Ouranos as a Metaphor

When we think about how Jesus's listeners would have heard this term, we have to realize that they would not have heard it as referring to the "heaven" that we know today, with clouds, angles, and the pearly gates. This ideas were not taken from Judaic traditions but Zoroastrian.

Nor was the sky seen as the place where spirits go in the afterlife. The Greek concept was the spirits go to the underworld, which is described by the Greek word hades, which is a word that Jesus uses that gets translated incorrectly as "hell." Jesus talked about the pleasant afterlife as the "bosom of Abraham" but he also describes a less pleasant afterlife as well but he doesn't use the word for either "heaven" or "hell."

For all people of Jesus's era, the "sky" or "skies" is a metaphor for higher things, the things that are not physical but conceptual and spiritual. The Greek concept was the purer things rose into the sky while the dross falls to earth. The highest ideals, the highest values, abstract ideas, and the things that are divine rather than earthly can all be thought of as part of the realm of the skies.

Jesus uses the plural "Father in the heavens" perhaps more often than he does the singular (Mat 6:1). The plural "heavens' works if we think of the word as meaning "that beyond earth." There are, after all, many places beyond earth. It also works with the concept of highest, since there are many different types of "height," at least conceptually. It works less well with the idea of "universe" unless we want to think that Christ was an early proponent of the multi-universe theories.

Heaven and Earth

This is the word used in the phrase "heaven and earth." Jesus never pairs "heaven" with "the world", that is, kosmos. Both words, kosmos and ouranos are masculine.
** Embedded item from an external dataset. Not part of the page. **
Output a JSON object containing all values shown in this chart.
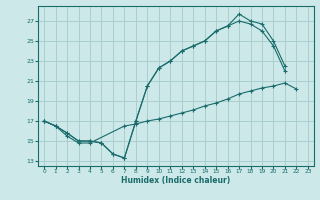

If kosmos is the negative masculine of civilization, sky is the positive aspect of the masculine, a higher, more perfect plane, God-made, not man-made. 

As an archetype in many cultures, "heaven" is the positive male aspect of nature paired with the positive female aspect of nature in the natural earth. The idea of the Sky Father follows with the broad cultural concept.  Heaven and earth together are the "natural" reality, that is, what is created by God. Heaven and earth are, in a sense, the opposite of "the world" since the social word is what is man-made.

This same word, ouranos, also means a "chamber pot." So there is always something humorous about describing something as "the kingdom of heaven" since it also means "the kingdom of the piss pot." This meaning comes from the Greek word oureter, the source of our word ureter.

Another perhaps even common phrase using the term "heaven" is the "kingdom of heaven," which is discussed in this article along with related ideas.

Our Modern Idea of Heaven

The biggest problem is that when we hear the word "heaven" today, we have a set of images that have nothing to do with the way Christ meant the word. We see clouds, angels with wings, streets of gold, and pearly gates. Much of this is from childhood stories, and, unfortunately, at least some of it is borrowed from stories taken from other religions.

To get those images out of our heads, it may be best to think of "heaven" as simply "that which is beyond earth." However, this loses some of the sense of "great height" that we get from the Greek idea of "heaven" and up in the sky. This "height" is very important to Christ in a philosophical sense and for much of his wordplay. Heaven is the realm of the highest concepts. It is beyond earth both in the sense of being physically out of reach and in the sense of being higher in the sense of superior.

The Universe and Universal

Jesus often describes that Father as "in the skies," for example in Mat 5:45. We can read the as "in the universe", "beyond the earth," or "in the heights." Though often translated as "in heaven" in the English NT, Christ also describes the Father in Greek as "of heaven" or "heavenly" where "heaven" is used like an adjective. This can be translated as "the universal Father", "the Father beyond earth," or "the highest Father.

Though Jesus refers to the Father as "in" heaven, no one takes this to mean that the Father is physically contained within the universe or any group of universes. The sense is that the Father is active within the universe. "Inhabiting" the highest realms beyond earth.